Associate Professor Michael Valenzuela is dedicated to improving brain health globally. He believes that keeping the brain active after retirement can significantly decrease chances of developing degenerative neurological diseases. He is at the forefront of current medical research aimed at understanding and preventing the onset of such diseases. Valenzuela is the leader of the Regenerative Neuroscience Group at the Brain and Mind Research Institute at the University of Sydney. He has a background in psychology, clinical medicine and neuroscience research.

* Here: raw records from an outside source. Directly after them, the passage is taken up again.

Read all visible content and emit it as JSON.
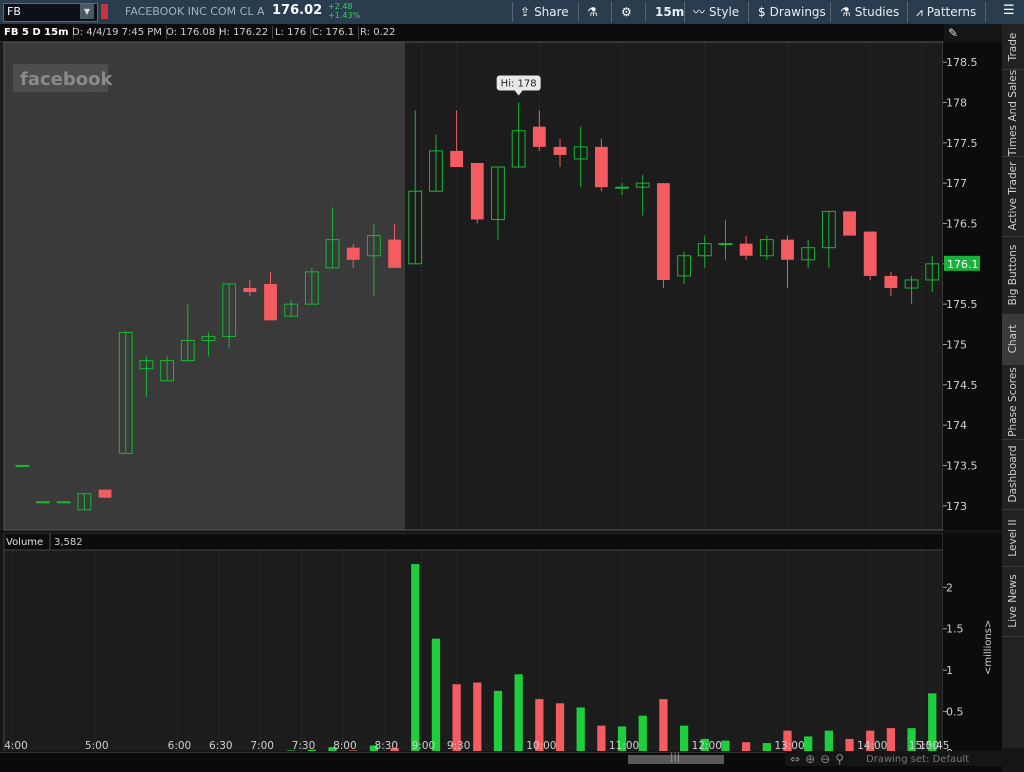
{
  "toolbar": {
    "symbol": "FB",
    "company": "FACEBOOK INC COM CL A",
    "last_price": "176.02",
    "change_abs": "+2.48",
    "change_pct": "+1.43%",
    "share_label": "Share",
    "timeframe_label": "15m",
    "style_label": "Style",
    "drawings_label": "Drawings",
    "studies_label": "Studies",
    "patterns_label": "Patterns",
    "icons": {
      "share": "share-icon",
      "flask": "flask-icon",
      "gear": "gear-icon",
      "style": "style-icon",
      "drawings": "drawings-icon",
      "studies": "studies-icon",
      "patterns": "patterns-icon",
      "menu": "menu-icon"
    }
  },
  "chart_header": {
    "symbol_label": "FB 5 D 15m",
    "date": "D: 4/4/19 7:45 PM",
    "open": "O: 176.08",
    "high": "H: 176.22",
    "low": "L: 176",
    "close": "C: 176.1",
    "range": "R: 0.22"
  },
  "watermark": "facebook",
  "high_bubble": "Hi: 178",
  "current_price_label": "176.1",
  "volume_panel": {
    "label": "Volume",
    "value": "3,582",
    "unit_label": "<millions>"
  },
  "sidebar_tabs": [
    "Trade",
    "Times And Sales",
    "Active Trader",
    "Big Buttons",
    "Chart",
    "Phase Scores",
    "Dashboard",
    "Level II",
    "Live News"
  ],
  "sidebar_active": "Chart",
  "footer": {
    "drawing_set": "Drawing set: Default"
  },
  "colors": {
    "up": "#19b533",
    "down": "#f45c62",
    "vol_up": "#1fce3c",
    "vol_down": "#f45c62",
    "premarket_bg": "#3a3a3a",
    "session_bg": "#1c1c1c",
    "price_tag": "#18b23a"
  },
  "chart_data": {
    "type": "candlestick",
    "y_price_ticks": [
      173,
      173.5,
      174,
      174.5,
      175,
      175.5,
      176,
      176.5,
      177,
      177.5,
      178,
      178.5
    ],
    "y_price_range": [
      172.7,
      178.75
    ],
    "y_volume_ticks": [
      0,
      0.5,
      1,
      1.5,
      2
    ],
    "y_volume_range": [
      0,
      2.45
    ],
    "x_ticks": [
      "4:00",
      "5:00",
      "6:00",
      "6:30",
      "7:00",
      "7:30",
      "8:00",
      "8:30",
      "9:00",
      "9:30",
      "10:00",
      "11:00",
      "12:00",
      "13:00",
      "14:00",
      "15:00",
      "15:45"
    ],
    "candles": [
      {
        "o": 173.5,
        "h": 173.5,
        "l": 173.5,
        "c": 173.5,
        "v": 0.005
      },
      {
        "o": 173.05,
        "h": 173.05,
        "l": 173.05,
        "c": 173.05,
        "v": 0.005
      },
      {
        "o": 173.05,
        "h": 173.05,
        "l": 173.05,
        "c": 173.05,
        "v": 0.005
      },
      {
        "o": 172.95,
        "h": 173.15,
        "l": 172.95,
        "c": 173.15,
        "v": 0.01
      },
      {
        "o": 173.2,
        "h": 173.2,
        "l": 173.1,
        "c": 173.1,
        "v": 0.01
      },
      {
        "o": 173.65,
        "h": 175.15,
        "l": 173.65,
        "c": 175.15,
        "v": 0.005
      },
      {
        "o": 174.7,
        "h": 174.85,
        "l": 174.35,
        "c": 174.8,
        "v": 0.01
      },
      {
        "o": 174.55,
        "h": 174.85,
        "l": 174.55,
        "c": 174.8,
        "v": 0.01
      },
      {
        "o": 174.8,
        "h": 175.5,
        "l": 174.8,
        "c": 175.05,
        "v": 0.02
      },
      {
        "o": 175.05,
        "h": 175.15,
        "l": 174.85,
        "c": 175.1,
        "v": 0.01
      },
      {
        "o": 175.1,
        "h": 175.75,
        "l": 174.95,
        "c": 175.75,
        "v": 0.02
      },
      {
        "o": 175.7,
        "h": 175.8,
        "l": 175.6,
        "c": 175.65,
        "v": 0.02
      },
      {
        "o": 175.75,
        "h": 175.9,
        "l": 175.3,
        "c": 175.3,
        "v": 0.02
      },
      {
        "o": 175.35,
        "h": 175.55,
        "l": 175.35,
        "c": 175.5,
        "v": 0.03
      },
      {
        "o": 175.5,
        "h": 175.95,
        "l": 175.5,
        "c": 175.9,
        "v": 0.04
      },
      {
        "o": 175.95,
        "h": 176.7,
        "l": 175.95,
        "c": 176.3,
        "v": 0.07
      },
      {
        "o": 176.2,
        "h": 176.25,
        "l": 175.95,
        "c": 176.05,
        "v": 0.03
      },
      {
        "o": 176.1,
        "h": 176.5,
        "l": 175.6,
        "c": 176.35,
        "v": 0.09
      },
      {
        "o": 176.3,
        "h": 176.5,
        "l": 175.95,
        "c": 175.95,
        "v": 0.06
      },
      {
        "o": 176.0,
        "h": 177.9,
        "l": 176.0,
        "c": 176.9,
        "v": 2.28
      },
      {
        "o": 176.9,
        "h": 177.6,
        "l": 176.9,
        "c": 177.4,
        "v": 1.38
      },
      {
        "o": 177.4,
        "h": 177.9,
        "l": 177.2,
        "c": 177.2,
        "v": 0.83
      },
      {
        "o": 177.25,
        "h": 177.25,
        "l": 176.5,
        "c": 176.55,
        "v": 0.85
      },
      {
        "o": 176.55,
        "h": 177.2,
        "l": 176.3,
        "c": 177.2,
        "v": 0.75
      },
      {
        "o": 177.2,
        "h": 178.0,
        "l": 177.2,
        "c": 177.65,
        "v": 0.95
      },
      {
        "o": 177.7,
        "h": 177.9,
        "l": 177.4,
        "c": 177.45,
        "v": 0.65
      },
      {
        "o": 177.45,
        "h": 177.55,
        "l": 177.2,
        "c": 177.35,
        "v": 0.6
      },
      {
        "o": 177.3,
        "h": 177.7,
        "l": 176.95,
        "c": 177.45,
        "v": 0.55
      },
      {
        "o": 177.45,
        "h": 177.55,
        "l": 176.9,
        "c": 176.95,
        "v": 0.33
      },
      {
        "o": 176.95,
        "h": 177.0,
        "l": 176.85,
        "c": 176.95,
        "v": 0.32
      },
      {
        "o": 176.95,
        "h": 177.1,
        "l": 176.6,
        "c": 177.0,
        "v": 0.45
      },
      {
        "o": 177.0,
        "h": 177.0,
        "l": 175.7,
        "c": 175.8,
        "v": 0.65
      },
      {
        "o": 175.85,
        "h": 176.15,
        "l": 175.75,
        "c": 176.1,
        "v": 0.33
      },
      {
        "o": 176.1,
        "h": 176.35,
        "l": 175.95,
        "c": 176.25,
        "v": 0.17
      },
      {
        "o": 176.25,
        "h": 176.55,
        "l": 176.05,
        "c": 176.25,
        "v": 0.15
      },
      {
        "o": 176.25,
        "h": 176.35,
        "l": 176.05,
        "c": 176.1,
        "v": 0.13
      },
      {
        "o": 176.1,
        "h": 176.35,
        "l": 176.05,
        "c": 176.3,
        "v": 0.12
      },
      {
        "o": 176.3,
        "h": 176.35,
        "l": 175.7,
        "c": 176.05,
        "v": 0.27
      },
      {
        "o": 176.05,
        "h": 176.3,
        "l": 175.95,
        "c": 176.2,
        "v": 0.2
      },
      {
        "o": 176.2,
        "h": 176.65,
        "l": 175.95,
        "c": 176.65,
        "v": 0.27
      },
      {
        "o": 176.65,
        "h": 176.65,
        "l": 176.35,
        "c": 176.35,
        "v": 0.17
      },
      {
        "o": 176.4,
        "h": 176.4,
        "l": 175.8,
        "c": 175.85,
        "v": 0.27
      },
      {
        "o": 175.85,
        "h": 175.9,
        "l": 175.6,
        "c": 175.7,
        "v": 0.3
      },
      {
        "o": 175.7,
        "h": 175.85,
        "l": 175.5,
        "c": 175.8,
        "v": 0.3
      },
      {
        "o": 175.8,
        "h": 176.1,
        "l": 175.65,
        "c": 176.0,
        "v": 0.72
      }
    ]
  }
}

Valenzuela believes that brain health is a critical problem for modern society and is committed to communicating healthy brain ideas to the public. His current research is aimed at further understanding the competing forces of neuroplasticity and degeneration in the human brain, and how these can either lead to or help prevent dementia. He examines how we can harness brain plasticity and use it to improve the long-term health of our brains. His research includes studies with stem cells, animal models, brain tissue, human clinical trials and large multinational population-based samples.
Valenzuela’s Ph.D. focused on brain reserve: specifically how complex mental activity affects the development and expression of dementia. He was awarded the prestigious Eureka Prize for Medical Research for his work in 2006. More recently, he received an NHMRC Excellence Award and the top-ranked Clinical Career Development Award in 2010.